Che cosa è stato studiato
Gli autori hanno analizzato i dati di 6.746 pazienti con infarto STEMI, un tipo grave di infarto, trattati con PPCI tra il 1998 e il 2008. Hanno diviso i pazienti in due gruppi di età:
- Giovani: meno di 65 anni
- Anziani: 65 anni o più
Hanno poi confrontato uomini e donne per capire se ci sono differenze nella gravità dell'infarto e nella sopravvivenza a 30 giorni e a 1 anno.
Caratteristiche dei pazienti
- Il 74% erano uomini e il 26% donne.
- Tra le donne, il 40% era giovane, mentre tra gli uomini il 60% era giovane.
- Le donne anziane avevano più spesso diabete e ipertensione, ma fumavano meno rispetto agli uomini.
- Le donne giovani fumavano più degli uomini della stessa età e avevano più spesso l'ipertensione.
Risultati sulla mortalità
- Le donne giovani avevano un rischio di morte più alto sia a 30 giorni che a 1 anno dopo l'infarto rispetto agli uomini giovani.
- Le donne anziane avevano un rischio di morte più alto a 30 giorni, ma a 1 anno la differenza con gli uomini non era significativa.
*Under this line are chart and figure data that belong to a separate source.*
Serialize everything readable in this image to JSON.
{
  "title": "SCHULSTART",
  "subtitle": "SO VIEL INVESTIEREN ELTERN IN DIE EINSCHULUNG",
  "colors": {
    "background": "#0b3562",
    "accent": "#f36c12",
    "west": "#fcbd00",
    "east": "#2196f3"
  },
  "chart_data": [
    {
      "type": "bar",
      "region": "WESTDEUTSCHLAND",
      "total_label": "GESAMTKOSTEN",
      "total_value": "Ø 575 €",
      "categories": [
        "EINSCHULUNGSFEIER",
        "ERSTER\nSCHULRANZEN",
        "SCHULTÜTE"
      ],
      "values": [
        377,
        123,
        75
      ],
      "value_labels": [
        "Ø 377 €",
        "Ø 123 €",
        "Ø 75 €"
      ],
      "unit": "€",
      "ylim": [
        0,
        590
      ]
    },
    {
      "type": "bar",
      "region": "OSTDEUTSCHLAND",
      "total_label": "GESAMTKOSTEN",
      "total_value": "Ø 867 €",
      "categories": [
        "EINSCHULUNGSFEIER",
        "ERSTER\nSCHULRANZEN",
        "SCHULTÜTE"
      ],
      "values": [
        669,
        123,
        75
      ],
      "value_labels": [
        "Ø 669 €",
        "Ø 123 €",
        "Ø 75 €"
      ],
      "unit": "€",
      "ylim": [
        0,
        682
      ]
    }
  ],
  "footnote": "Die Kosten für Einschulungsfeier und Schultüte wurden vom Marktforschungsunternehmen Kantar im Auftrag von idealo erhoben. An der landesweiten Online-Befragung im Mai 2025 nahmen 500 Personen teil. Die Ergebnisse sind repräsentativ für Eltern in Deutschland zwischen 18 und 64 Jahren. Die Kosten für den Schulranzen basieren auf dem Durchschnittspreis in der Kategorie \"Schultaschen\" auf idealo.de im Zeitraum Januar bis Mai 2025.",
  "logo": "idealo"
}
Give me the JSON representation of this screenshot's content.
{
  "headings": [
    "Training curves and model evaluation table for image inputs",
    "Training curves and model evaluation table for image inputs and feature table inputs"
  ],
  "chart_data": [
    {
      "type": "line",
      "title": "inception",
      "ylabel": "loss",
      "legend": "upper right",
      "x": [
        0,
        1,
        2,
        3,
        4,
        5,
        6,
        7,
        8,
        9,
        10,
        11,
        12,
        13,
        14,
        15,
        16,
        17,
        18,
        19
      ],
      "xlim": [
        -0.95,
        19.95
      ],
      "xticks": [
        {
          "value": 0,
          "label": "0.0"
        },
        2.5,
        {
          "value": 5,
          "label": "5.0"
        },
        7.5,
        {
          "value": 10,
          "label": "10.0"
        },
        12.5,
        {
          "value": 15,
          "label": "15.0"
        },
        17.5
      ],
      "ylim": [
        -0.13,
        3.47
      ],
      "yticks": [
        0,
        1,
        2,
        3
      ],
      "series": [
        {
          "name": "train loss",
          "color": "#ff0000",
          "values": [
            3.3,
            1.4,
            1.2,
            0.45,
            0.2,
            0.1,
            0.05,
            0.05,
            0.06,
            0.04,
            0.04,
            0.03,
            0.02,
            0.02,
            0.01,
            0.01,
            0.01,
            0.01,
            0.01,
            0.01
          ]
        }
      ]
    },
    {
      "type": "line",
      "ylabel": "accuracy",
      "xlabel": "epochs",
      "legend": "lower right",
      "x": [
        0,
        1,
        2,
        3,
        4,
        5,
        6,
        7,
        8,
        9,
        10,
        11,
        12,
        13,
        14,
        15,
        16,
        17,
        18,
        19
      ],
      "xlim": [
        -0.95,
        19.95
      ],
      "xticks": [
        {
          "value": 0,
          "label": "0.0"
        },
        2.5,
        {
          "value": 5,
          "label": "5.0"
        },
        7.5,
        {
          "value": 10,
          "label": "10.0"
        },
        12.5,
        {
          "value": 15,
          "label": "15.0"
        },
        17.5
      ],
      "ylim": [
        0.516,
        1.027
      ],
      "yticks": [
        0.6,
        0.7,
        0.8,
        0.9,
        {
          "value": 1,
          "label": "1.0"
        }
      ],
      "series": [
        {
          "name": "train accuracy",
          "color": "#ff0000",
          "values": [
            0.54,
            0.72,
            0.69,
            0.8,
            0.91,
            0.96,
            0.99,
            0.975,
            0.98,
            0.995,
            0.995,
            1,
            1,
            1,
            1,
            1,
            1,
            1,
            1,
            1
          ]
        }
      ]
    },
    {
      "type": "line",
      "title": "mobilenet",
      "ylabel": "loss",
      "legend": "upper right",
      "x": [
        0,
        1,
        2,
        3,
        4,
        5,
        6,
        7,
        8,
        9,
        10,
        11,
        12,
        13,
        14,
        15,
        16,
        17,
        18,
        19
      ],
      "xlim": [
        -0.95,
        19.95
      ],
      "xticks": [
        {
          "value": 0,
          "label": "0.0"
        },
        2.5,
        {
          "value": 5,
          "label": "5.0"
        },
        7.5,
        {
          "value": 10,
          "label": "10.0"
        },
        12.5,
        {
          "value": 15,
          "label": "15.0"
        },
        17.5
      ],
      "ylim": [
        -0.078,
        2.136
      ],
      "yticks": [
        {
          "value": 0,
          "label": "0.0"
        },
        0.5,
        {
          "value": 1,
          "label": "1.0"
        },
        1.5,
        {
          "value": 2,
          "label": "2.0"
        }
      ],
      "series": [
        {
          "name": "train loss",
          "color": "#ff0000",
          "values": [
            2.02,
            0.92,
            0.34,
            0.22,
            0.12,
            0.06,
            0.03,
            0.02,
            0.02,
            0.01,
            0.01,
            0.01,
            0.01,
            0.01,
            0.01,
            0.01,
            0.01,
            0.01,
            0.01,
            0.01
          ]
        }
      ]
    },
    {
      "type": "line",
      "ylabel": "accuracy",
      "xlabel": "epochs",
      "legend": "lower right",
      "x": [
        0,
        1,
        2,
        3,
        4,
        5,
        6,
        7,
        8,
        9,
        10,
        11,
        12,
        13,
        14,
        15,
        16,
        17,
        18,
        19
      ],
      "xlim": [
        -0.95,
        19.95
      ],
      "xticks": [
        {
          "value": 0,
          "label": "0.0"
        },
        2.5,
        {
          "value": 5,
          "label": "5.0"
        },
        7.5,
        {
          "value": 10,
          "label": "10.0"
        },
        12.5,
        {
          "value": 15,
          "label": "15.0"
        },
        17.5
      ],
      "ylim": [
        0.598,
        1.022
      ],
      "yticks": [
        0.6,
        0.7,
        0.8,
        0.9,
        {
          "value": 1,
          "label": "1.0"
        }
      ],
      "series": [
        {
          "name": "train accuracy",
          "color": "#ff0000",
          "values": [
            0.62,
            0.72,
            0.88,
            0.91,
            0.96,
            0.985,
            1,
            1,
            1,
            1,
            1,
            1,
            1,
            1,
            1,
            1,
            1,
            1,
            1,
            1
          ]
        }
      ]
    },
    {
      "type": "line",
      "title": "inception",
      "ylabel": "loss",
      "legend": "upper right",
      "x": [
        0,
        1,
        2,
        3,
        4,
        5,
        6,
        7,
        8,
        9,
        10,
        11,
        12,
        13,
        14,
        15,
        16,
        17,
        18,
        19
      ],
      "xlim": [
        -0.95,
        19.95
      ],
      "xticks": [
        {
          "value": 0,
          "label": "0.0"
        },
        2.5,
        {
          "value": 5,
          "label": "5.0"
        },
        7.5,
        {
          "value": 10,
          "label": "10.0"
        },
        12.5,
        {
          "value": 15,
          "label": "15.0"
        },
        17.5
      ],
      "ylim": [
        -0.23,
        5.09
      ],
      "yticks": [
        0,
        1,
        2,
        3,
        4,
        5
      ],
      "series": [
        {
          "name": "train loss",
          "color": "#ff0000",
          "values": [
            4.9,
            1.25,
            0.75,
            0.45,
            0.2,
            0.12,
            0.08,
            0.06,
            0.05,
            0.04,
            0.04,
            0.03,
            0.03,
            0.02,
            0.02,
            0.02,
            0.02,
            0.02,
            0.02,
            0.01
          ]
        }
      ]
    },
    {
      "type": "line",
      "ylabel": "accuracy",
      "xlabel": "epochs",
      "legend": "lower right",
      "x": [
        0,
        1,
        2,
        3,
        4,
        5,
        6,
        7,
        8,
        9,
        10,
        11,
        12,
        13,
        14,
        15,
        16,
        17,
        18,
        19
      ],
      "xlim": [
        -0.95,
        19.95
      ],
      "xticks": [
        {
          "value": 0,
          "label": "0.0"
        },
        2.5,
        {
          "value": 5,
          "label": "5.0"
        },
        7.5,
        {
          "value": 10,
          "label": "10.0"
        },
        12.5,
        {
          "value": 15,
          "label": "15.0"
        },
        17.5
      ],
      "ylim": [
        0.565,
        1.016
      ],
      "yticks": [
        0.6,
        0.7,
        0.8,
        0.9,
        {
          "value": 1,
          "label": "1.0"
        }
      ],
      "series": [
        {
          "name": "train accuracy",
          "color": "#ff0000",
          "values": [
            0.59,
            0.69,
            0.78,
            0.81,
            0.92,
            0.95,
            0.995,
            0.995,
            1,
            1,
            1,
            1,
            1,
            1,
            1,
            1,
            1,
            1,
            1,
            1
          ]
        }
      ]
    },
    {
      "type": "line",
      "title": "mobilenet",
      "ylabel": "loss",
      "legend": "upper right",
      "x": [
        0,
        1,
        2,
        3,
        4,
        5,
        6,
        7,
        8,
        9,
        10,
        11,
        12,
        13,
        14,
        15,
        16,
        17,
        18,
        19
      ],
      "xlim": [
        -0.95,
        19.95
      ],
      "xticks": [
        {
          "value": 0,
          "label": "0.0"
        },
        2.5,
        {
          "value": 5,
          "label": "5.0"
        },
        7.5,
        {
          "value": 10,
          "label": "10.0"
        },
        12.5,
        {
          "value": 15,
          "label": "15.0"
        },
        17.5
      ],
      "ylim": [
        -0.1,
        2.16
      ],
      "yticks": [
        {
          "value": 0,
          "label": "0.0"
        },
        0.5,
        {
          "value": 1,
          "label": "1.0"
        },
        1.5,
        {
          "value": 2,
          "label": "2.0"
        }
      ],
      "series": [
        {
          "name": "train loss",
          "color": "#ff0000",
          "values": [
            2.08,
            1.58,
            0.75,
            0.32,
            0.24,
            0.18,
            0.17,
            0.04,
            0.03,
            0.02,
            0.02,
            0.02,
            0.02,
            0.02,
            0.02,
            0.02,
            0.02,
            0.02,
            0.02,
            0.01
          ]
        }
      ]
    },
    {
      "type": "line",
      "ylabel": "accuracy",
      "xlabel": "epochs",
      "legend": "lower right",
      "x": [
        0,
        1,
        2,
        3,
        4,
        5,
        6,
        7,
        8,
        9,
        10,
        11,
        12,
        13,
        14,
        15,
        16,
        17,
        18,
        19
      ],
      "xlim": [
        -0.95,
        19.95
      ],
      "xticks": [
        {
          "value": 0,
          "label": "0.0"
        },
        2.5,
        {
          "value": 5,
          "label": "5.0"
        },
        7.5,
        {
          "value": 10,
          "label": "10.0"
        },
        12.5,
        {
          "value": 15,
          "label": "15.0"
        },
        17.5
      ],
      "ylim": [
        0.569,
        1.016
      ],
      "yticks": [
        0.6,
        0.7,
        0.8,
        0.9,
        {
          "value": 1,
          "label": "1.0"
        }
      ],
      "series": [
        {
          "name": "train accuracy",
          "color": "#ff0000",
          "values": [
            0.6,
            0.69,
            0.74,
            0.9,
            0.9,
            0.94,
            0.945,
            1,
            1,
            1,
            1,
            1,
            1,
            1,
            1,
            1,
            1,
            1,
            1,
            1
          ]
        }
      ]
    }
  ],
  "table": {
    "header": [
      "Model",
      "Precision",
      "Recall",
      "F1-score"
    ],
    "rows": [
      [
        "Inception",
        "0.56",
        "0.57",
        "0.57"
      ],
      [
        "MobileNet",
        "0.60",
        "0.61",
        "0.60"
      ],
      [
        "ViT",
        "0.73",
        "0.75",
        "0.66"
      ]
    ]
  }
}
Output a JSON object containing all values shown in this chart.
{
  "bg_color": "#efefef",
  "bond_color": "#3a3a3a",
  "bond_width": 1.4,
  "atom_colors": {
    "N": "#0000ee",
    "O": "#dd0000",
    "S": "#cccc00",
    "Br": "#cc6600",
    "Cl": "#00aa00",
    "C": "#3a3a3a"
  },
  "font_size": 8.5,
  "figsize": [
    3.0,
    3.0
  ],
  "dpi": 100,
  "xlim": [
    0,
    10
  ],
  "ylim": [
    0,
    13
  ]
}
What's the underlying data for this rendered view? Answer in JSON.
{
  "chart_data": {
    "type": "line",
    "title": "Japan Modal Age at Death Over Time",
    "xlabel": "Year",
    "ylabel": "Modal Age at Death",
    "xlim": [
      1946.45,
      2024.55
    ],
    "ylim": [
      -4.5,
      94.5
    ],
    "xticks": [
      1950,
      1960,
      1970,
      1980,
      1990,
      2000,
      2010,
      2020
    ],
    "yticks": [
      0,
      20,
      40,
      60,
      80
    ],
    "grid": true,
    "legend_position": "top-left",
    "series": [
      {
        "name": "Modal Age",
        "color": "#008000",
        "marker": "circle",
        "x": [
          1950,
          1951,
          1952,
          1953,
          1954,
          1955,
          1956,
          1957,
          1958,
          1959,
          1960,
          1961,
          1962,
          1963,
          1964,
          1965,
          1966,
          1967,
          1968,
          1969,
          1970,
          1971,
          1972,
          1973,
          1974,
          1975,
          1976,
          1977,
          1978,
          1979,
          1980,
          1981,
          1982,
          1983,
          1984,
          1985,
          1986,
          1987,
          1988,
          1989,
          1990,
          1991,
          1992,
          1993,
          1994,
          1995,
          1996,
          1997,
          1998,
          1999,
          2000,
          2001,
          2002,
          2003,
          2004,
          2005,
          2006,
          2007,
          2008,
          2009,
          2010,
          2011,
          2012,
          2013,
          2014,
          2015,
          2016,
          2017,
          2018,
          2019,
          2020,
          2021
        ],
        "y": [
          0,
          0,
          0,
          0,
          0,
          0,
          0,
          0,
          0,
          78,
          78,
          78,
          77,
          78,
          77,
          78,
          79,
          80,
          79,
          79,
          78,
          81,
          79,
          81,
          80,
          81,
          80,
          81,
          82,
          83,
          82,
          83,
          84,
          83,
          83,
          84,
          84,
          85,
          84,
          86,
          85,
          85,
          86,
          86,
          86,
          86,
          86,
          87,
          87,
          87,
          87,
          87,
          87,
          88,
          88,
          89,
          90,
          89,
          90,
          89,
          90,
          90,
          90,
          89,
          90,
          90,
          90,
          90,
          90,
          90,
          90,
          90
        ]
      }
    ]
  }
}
- Dopo aver considerato altri fattori, la mortalità a 1 anno rimaneva più alta nelle donne giovani.
Significato dei risultati
Anche se le donne giovani tendono ad avere meno spesso un blocco grave nelle arterie e una migliore circolazione prima del trattamento, la loro sopravvivenza è comunque peggiore rispetto agli uomini della stessa età.
In conclusione
Le differenze nella sopravvivenza dopo un infarto trattato con PPCI dipendono dall'età e dal sesso. In particolare, le donne giovani hanno un rischio più alto di mortalità rispetto agli uomini giovani, nonostante condizioni iniziali che sembrano meno gravi.